Evidence of a Crime

2025-01-28 Fiction
I wrote this story for Strange Horizons' Stop Surveillance Copaganda contest associated with RightsCon25. It didn't get selected, but I'm still happy enough with how it came out to post it.

Johann sat on his couch aware, not for the first time but with a finality he had managed to evade until that night, that he was a bad cop. Not an unethical one: people with a tendency to abuse power avoided jobs with so little of it to take advantage of. He didn't know why and he didn't think it was his fault. But most of a cop's job consisted of talking with people — to help work out something, to get their help figuring out something, or to build the trust that would make either thing possible when needed — and there was only so many years you could spend in that life before you realized you were bad a it.

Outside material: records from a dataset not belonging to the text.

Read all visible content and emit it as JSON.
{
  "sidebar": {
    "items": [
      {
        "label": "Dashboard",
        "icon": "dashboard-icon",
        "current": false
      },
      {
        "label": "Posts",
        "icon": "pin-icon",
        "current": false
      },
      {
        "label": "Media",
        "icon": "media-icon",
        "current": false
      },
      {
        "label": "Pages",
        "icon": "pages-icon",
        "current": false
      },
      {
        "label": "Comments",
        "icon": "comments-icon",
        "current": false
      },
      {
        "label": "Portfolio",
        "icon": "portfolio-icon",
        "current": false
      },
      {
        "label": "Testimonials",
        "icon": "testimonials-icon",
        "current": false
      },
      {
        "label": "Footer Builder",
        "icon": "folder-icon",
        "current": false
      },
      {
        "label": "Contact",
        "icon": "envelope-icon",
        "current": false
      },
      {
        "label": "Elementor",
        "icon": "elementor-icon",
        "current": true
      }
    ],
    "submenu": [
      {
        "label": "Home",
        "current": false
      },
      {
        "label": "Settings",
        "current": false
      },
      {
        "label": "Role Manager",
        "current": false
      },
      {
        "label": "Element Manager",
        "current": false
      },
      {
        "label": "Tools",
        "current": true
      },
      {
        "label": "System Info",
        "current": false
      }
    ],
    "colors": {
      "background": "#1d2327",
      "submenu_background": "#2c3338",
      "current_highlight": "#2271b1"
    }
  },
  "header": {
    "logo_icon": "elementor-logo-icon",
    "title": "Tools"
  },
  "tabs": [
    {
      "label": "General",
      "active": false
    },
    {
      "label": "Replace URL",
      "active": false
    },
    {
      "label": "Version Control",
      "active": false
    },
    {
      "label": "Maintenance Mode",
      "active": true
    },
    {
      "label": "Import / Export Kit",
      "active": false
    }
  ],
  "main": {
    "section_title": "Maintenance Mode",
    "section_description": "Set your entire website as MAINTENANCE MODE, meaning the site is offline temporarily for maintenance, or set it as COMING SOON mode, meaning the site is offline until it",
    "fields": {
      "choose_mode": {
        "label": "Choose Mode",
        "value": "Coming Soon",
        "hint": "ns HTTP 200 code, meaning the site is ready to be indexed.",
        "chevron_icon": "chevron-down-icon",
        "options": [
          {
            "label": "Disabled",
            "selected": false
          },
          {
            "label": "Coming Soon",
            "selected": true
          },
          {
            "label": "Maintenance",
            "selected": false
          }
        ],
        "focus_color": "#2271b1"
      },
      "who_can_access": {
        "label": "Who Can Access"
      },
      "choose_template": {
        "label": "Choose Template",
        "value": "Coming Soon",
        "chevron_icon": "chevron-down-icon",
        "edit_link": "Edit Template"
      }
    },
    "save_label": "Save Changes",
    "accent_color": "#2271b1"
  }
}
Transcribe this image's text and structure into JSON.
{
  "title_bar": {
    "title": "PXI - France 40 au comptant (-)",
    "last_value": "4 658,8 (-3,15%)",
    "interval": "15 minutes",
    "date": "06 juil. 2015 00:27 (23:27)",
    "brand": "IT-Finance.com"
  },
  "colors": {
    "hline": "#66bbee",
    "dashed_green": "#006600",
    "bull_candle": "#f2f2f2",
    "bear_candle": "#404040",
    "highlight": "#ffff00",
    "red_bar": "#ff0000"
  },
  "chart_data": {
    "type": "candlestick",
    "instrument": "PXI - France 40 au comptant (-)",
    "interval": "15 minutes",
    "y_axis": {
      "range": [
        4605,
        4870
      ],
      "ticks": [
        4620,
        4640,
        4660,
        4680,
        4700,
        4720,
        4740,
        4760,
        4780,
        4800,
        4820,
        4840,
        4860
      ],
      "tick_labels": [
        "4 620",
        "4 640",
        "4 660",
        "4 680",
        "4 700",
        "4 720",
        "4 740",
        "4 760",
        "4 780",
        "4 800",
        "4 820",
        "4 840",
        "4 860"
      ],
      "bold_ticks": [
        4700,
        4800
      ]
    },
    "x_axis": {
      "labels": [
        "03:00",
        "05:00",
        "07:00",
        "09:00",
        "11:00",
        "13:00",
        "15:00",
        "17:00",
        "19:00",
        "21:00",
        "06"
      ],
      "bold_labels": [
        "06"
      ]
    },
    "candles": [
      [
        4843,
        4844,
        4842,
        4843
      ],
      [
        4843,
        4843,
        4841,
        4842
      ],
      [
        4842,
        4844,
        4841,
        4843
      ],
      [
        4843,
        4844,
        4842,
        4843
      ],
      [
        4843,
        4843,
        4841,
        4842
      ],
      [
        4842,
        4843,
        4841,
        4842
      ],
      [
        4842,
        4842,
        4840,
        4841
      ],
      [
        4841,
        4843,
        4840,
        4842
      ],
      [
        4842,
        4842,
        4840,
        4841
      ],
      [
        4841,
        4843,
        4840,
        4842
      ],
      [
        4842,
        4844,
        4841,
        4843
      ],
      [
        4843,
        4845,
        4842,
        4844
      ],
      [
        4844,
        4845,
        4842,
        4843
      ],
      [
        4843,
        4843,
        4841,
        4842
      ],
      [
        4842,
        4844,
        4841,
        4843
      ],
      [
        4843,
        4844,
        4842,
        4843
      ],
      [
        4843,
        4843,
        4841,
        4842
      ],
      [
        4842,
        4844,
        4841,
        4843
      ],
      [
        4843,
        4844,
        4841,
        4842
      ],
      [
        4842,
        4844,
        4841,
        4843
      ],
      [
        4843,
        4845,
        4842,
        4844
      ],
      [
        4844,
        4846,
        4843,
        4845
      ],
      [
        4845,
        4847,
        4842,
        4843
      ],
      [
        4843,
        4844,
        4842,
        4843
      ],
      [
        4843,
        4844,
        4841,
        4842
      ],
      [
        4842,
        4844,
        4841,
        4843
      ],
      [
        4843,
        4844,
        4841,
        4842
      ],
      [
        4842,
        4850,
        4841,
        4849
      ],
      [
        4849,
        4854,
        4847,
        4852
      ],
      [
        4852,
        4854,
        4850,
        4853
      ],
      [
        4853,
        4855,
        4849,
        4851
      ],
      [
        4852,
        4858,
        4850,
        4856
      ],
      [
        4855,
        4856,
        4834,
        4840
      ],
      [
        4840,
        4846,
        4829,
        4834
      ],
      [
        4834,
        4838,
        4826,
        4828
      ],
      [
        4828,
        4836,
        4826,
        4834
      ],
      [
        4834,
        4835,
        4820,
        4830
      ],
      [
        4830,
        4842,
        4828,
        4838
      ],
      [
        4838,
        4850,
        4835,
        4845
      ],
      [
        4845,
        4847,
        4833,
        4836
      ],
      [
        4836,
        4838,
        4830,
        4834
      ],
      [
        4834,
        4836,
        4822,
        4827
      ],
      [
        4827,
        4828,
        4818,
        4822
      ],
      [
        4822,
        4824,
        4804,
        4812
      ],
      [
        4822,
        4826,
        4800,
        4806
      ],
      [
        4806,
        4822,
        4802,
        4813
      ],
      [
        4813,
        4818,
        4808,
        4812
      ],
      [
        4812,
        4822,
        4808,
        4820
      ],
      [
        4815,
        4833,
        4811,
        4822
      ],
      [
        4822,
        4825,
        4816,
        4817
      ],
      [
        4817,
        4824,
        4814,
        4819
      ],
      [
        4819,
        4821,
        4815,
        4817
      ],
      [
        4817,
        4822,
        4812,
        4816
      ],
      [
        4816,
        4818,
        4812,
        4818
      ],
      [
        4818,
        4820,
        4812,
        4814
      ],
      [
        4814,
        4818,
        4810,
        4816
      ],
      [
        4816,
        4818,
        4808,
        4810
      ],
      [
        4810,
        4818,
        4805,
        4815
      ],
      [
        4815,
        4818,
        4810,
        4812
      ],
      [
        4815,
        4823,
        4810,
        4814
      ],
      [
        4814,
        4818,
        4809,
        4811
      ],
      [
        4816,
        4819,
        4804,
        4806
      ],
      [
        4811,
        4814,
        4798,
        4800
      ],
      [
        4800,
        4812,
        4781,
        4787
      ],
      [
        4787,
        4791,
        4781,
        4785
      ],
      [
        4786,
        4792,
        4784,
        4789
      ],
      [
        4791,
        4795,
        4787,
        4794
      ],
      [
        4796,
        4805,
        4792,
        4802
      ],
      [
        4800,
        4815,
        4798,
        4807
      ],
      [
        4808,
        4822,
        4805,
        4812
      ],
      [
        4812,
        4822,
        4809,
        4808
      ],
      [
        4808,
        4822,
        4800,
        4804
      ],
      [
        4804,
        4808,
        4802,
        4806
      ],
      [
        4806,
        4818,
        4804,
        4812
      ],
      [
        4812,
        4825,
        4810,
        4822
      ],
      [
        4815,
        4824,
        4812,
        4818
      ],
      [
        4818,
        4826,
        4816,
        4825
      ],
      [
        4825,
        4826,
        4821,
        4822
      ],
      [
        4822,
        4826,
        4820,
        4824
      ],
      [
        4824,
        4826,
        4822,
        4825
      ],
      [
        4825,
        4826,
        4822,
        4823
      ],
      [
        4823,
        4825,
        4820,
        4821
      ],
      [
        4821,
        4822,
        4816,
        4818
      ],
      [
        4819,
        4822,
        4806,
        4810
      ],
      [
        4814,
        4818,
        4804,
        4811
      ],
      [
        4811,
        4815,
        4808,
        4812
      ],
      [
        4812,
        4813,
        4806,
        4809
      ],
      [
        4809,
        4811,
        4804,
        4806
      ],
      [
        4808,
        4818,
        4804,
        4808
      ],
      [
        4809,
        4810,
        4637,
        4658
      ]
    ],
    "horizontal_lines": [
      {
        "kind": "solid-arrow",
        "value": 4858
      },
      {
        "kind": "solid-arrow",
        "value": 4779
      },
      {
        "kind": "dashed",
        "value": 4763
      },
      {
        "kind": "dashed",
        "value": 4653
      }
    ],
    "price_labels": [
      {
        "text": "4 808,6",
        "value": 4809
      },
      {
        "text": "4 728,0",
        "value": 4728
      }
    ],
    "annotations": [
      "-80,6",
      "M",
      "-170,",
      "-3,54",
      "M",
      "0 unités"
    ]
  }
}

It was lucky that the rest of his team was good enough to compensate. The rapid-response psychologist would probably be promoted pretty soon, and Johann wanted to but couldn't think it unfair. Couldn't feel good about it either.

Johann turned on his TV and browsed through the list of movies, not yet distracted enough to eat or sleep. There was an old comedy he had bought many years and a couple of TV sets ago that he had kept not watching because he knew it would remind him of his Academy years. Perhaps it was time to revisit them. Maybe reconsider.

His phone chimed with an anonymous message notification. Almost certainly a prank — anonymity was very tempting to kids of a certain age — but even a bad cop could be a conscientious one.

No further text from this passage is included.